Scribe Notes: Lecture 17

Wednesday, November 27, 2013

Prepared by George Chassiakos for a lecture given by Paul Eggert in CS 111: Operating Systems.

The Problem: Calling a Foreign Function
The Solution: Remote Procedure Call
Implementation
RPC Failure Modes
RPC Optimization
NFS: Example of RPC

The Problem: Calling a Foreign Function

It is trivial for a program to call its own functions because the program has its own address space. The code for the function can be executed directly and any pointers or file descriptors passed to the function will be valid because they are part of the same address space and are run on the same machine.

However, what happens when we want to extend the idea of calling a function to apply to a separate process or on a separate machine? We cannot simply tell the processor to jump to the code of that function, because we do not even know what that code is. We need some way of communicating our needs to the foreign process, along with a way of reading the result...

The Solution: Remote Procedure Call

In order to call a function in another address space (whether this function exists in another process on the same machine, or on a different machine altogether), we introduce the concept of Remote Procedure Calls. A remote procedure call is essentially any way of calling a function in a different address space. The definition of remote procedure calls does not say much about their implementation.They can be implemented on top of any protocol running over any communication medium.

Pros and Cons

Here are a few pros and cons of using remote procedure calls versus some other mechanism, such as having processes share an address space (if both processes live on the same machine):

Pros

There is no way of corrupting the memory of another process.
The caller and callee can have different architectures. For example the caller might be x86 whereas the callee might be SPARC.

Cons

We must copy any necessary data back and forth.

Implementation

How would we implement something along the lines of RPC?

Network Convention

At the very basic level, we would need to choose a network convention. We may choose one of three conventions:

Little Endian
Big Endian
Flagged

These are a set of conventions which specify the ordering of data either at the bit level or more broadly at the byte level. For example, they may specify the ordering of bits in a one-byte integer, or they may specify the ordering of bytes in a four-byte integer.
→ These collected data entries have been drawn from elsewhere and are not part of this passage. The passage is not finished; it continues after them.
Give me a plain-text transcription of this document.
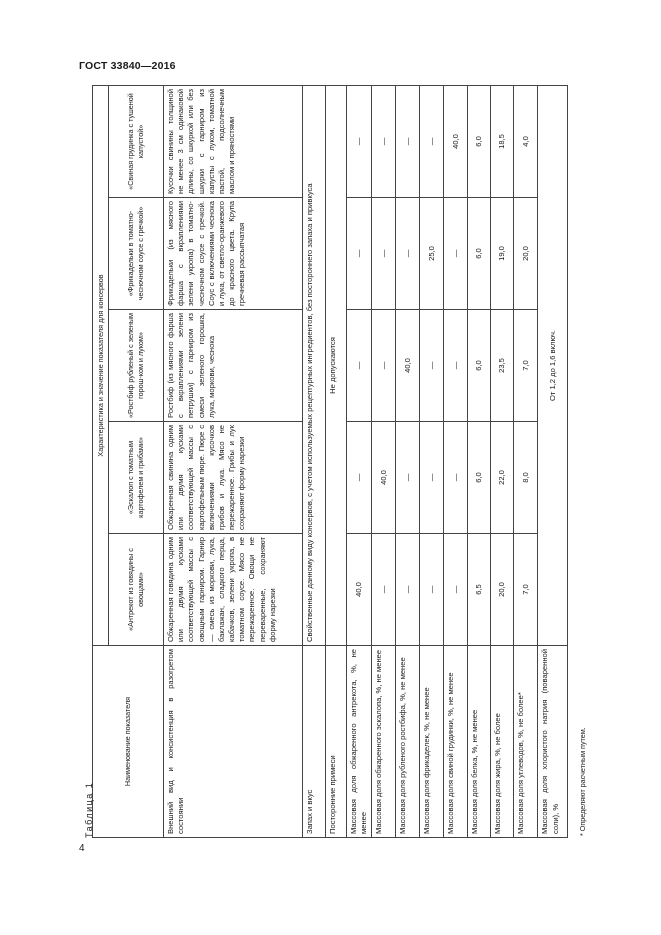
ГОСТ 33840—2016
4
Таблица 1
Наименование показателя	Характеристика и значение показателя для консервов				
	«Антрекот из говядины с овощами»	«Эскалоп с томатным картофелем и грибами»	«Ростбиф рубленый с зеленым горош-ком и луком»	«Фрикадельки в томатно-чесночном соусе с гречкой»	«Свиная грудинка с тушеной капустой»
Внешний вид и консистенция в разогретом состоянии	Обжаренная говядина одним или двумя кусками соответствующей массы с овощным гарниром. Гарнир — смесь из моркови, лука, баклажан, сладкого перца, кабачков, зелени укропа, в томатном соусе. Мясо не пережаренное. Овощи не переваренные, сохраняют форму нарезки	Обжаренная свинина одним или двумя кусками соответствующей массы с картофельным пюре. Пюре с включениями кусочков грибов и лука. Мясо не пережаренное. Грибы и лук сохраняют форму нарезки	Ростбиф (из мясного фарша с вкраплениями зелени петрушки) с гарниром из смеси зеленого горошка, лука, моркови, чеснока	Фрикадельки (из мясного фарша с вкраплениями зелени укропа) в томатно-чесночном соусе с гречкой. Соус с включениями чеснока и лука, от светло-оранжевого до красного цвета. Крупа гречневая рассыпчатая	Кусочки свинины толщиной не менее 3 см одинаковой длины, со шкуркой или без шкурки с гарниром из капусты с луком, томатной пастой, подсолнечным маслом и пряностями
Запах и вкус	Свойственные данному виду консервов, с учетом используемых рецептурных ингредиентов, без постороннего запаха и привкуса				
Посторонние примеси	Не допускаются				
Массовая доля обжаренного антрекота, %, не менее	40,0	—	—	—	—
Массовая доля обжаренного эскалопа, %, не менее	—	40,0	—	—	—
Массовая доля рубленого ростбифа, %, не менее	—	—	40,0	—	—
Массовая доля фрикаделек, %, не менее	—	—	—	25,0	—
Массовая доля свиной грудинки, %, не менее	—	—	—	—	40,0
Массовая доля белка, %, не менее	6,5	6,0	6,0	6,0	6,0
Массовая доля жира, %, не более	20,0	22,0	23,5	19,0	18,5
Массовая доля углеводов, %, не более*	7,0	8,0	7,0	20,0	4,0
Массовая доля хлористого натрия (поваренной соли), %	От 1,2 до 1,6 включ.				
* Определяют расчетным путем.
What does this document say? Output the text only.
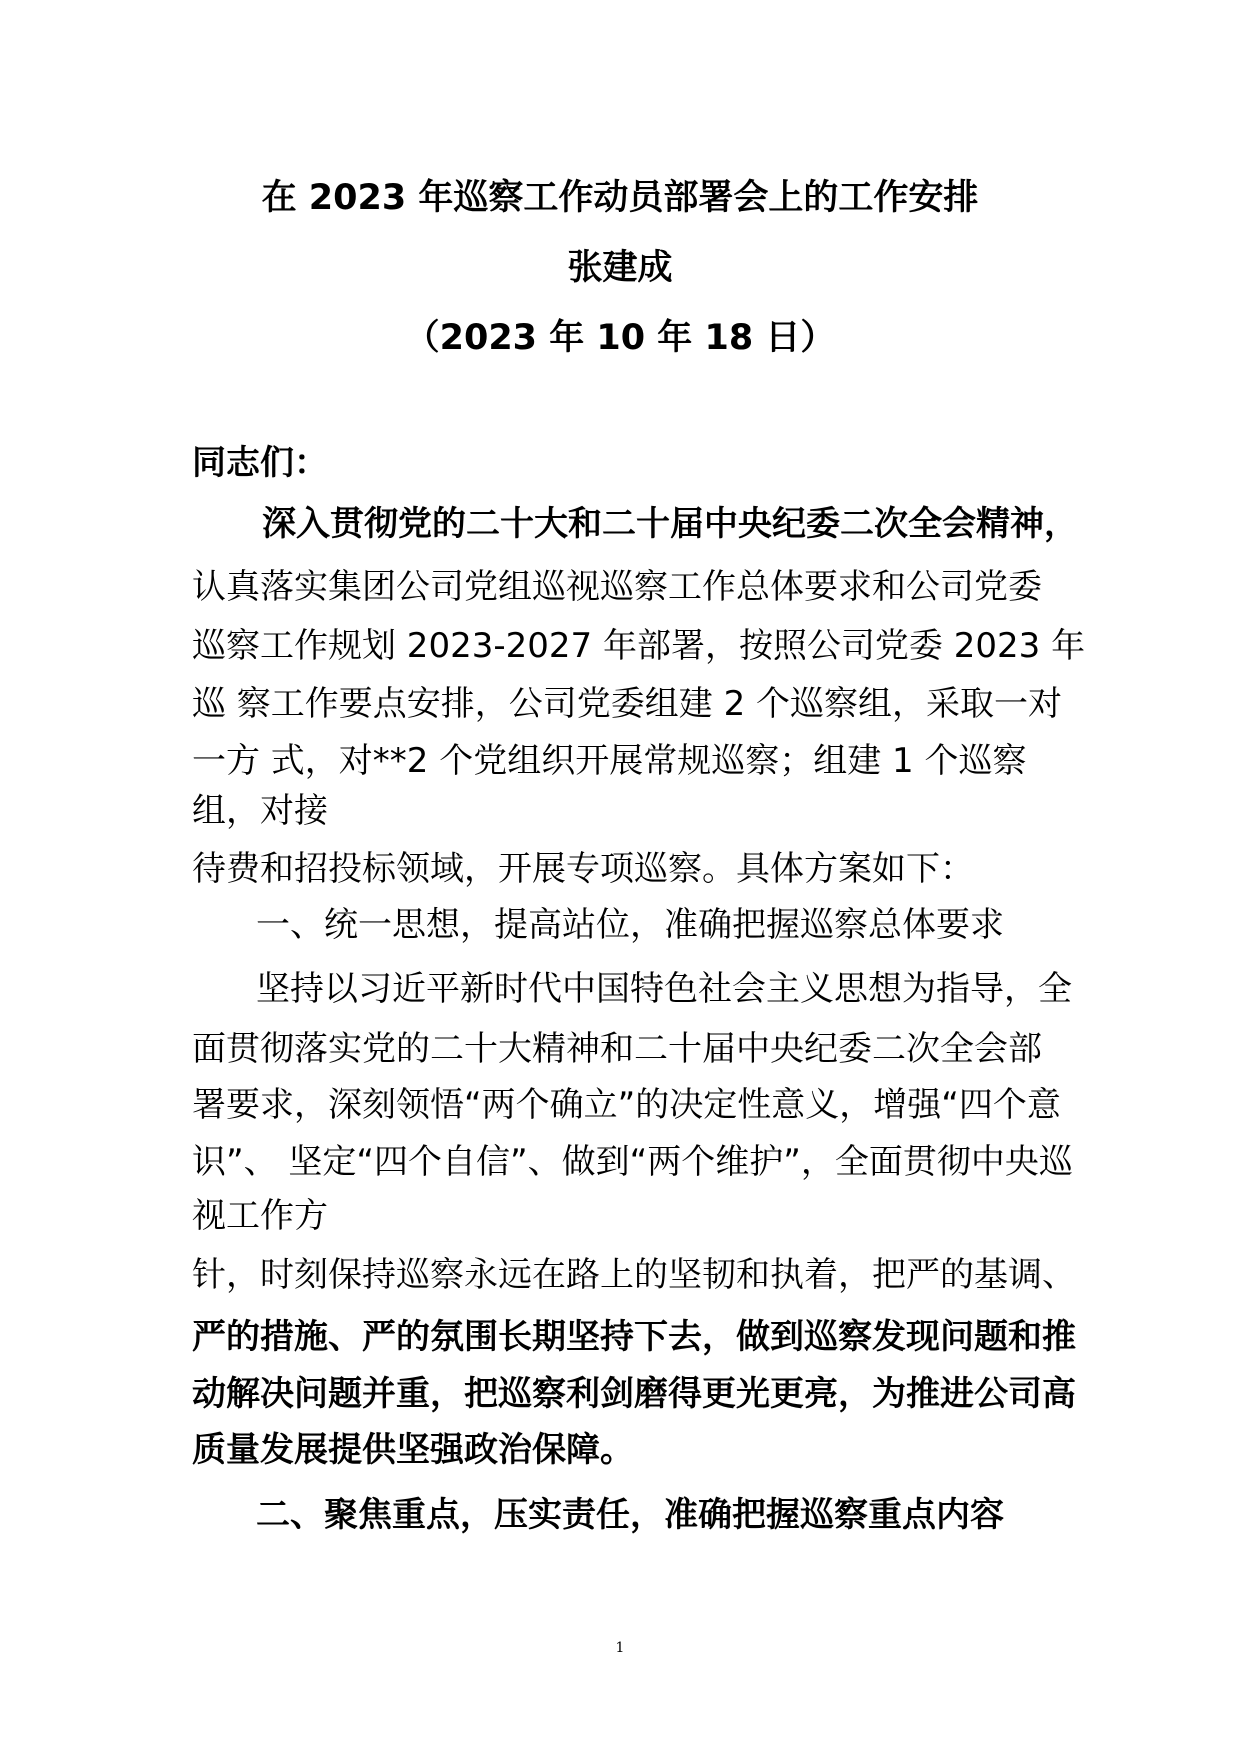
在 2023 年巡察工作动员部署会上的工作安排
张建成
（2023 年 10 年 18 日）
同志们：
深入贯彻党的二十大和二十届中央纪委二次全会精神，
认真落实集团公司党组巡视巡察工作总体要求和公司党委
巡察工作规划 2023-2027 年部署，按照公司党委 2023 年
巡 察工作要点安排，公司党委组建 2 个巡察组，采取一对
一方 式，对**2 个党组织开展常规巡察；组建 1 个巡察
组，对接
待费和招投标领域，开展专项巡察。具体方案如下：
一、统一思想，提高站位，准确把握巡察总体要求
坚持以习近平新时代中国特色社会主义思想为指导，全
面贯彻落实党的二十大精神和二十届中央纪委二次全会部
署要求，深刻领悟“两个确立”的决定性意义，增强“四个意
识”、 坚定“四个自信”、做到“两个维护”，全面贯彻中央巡
视工作方
针，时刻保持巡察永远在路上的坚韧和执着，把严的基调、
严的措施、严的氛围长期坚持下去，做到巡察发现问题和推
动解决问题并重，把巡察利剑磨得更光更亮，为推进公司高
质量发展提供坚强政治保障。
二、聚焦重点，压实责任，准确把握巡察重点内容
1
In Little Endian, the least significant bits of a number or other data element are presented first. For example, a binary number such as 11100001 would be represented as 10000111. As a more complicated example, we may have a Little Endian convention which only specifies at the byte level but not the bit level. In that case a number like 11100001 11100010 might be represented as 11100010 11100001 in Little Endian, with only the bytes rotated, but not the bits.

In Big Endian, the most significant bits are stored earlier. For example our binary number 11100001 would be stored in the same order that our textual representation displays it: 11100001.

In a flagged system, the endianness is explicitly stated during the connection by a flag that is sent, and all further data is assumed to be under the flagged convention.

Glue Code

Imagine we have a caller who wants to call stat(int fd, struct stat* st);

This will not work over the wire because neither the file descriptor nor the pointer arguments will be valid in a foreign machine. We need some way of converting the arguments to a transferable form - we need some glue code.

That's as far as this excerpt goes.